The distinction between this card and some of the conventional types is that the moon is increasing on what is called the side of mercy, to the right of the observer. It has sixteen chief and sixteen secondary rays. The card represents life of the imagination apart from life of the spirit. The path between the towers is the issue into the unknown. The dog and wolf are the fears of the natural mind in the presence of that place of exit, when there is only reflected light to guide it.

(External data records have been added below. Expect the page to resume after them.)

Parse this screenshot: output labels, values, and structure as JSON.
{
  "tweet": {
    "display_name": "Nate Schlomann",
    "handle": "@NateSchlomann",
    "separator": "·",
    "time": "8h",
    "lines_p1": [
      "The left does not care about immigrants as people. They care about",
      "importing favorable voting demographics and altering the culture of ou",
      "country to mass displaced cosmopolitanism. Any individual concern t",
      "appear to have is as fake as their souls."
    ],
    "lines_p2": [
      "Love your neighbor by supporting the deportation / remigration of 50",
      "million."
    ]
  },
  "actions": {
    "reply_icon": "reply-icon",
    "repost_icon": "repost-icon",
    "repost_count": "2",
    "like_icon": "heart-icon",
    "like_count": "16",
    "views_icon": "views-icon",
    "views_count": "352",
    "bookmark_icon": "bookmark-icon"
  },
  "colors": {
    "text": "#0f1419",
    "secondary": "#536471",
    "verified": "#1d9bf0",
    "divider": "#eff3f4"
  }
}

The last reference is a key to another form of symbolism. The intellectual light is a reflection and beyond it is the unknown mystery which it cannot shew forth. It illuminates our animal nature, types of which are represented below--the dog, the wolf and that which comes up out of the deeps, the nameless and hideous tendency which is lower than the savage beast. It strives to attain manifestation, symbolized by crawling from the abyss of water to the land, but as a rule it sinks back whence it came. The face of the mind directs a calm gaze upon the unrest below; the dew of thought falls; the message is: Peace, be still; and it may be that there shall come a calm upon the animal nature, while the abyss beneath shall cease from giving up a form.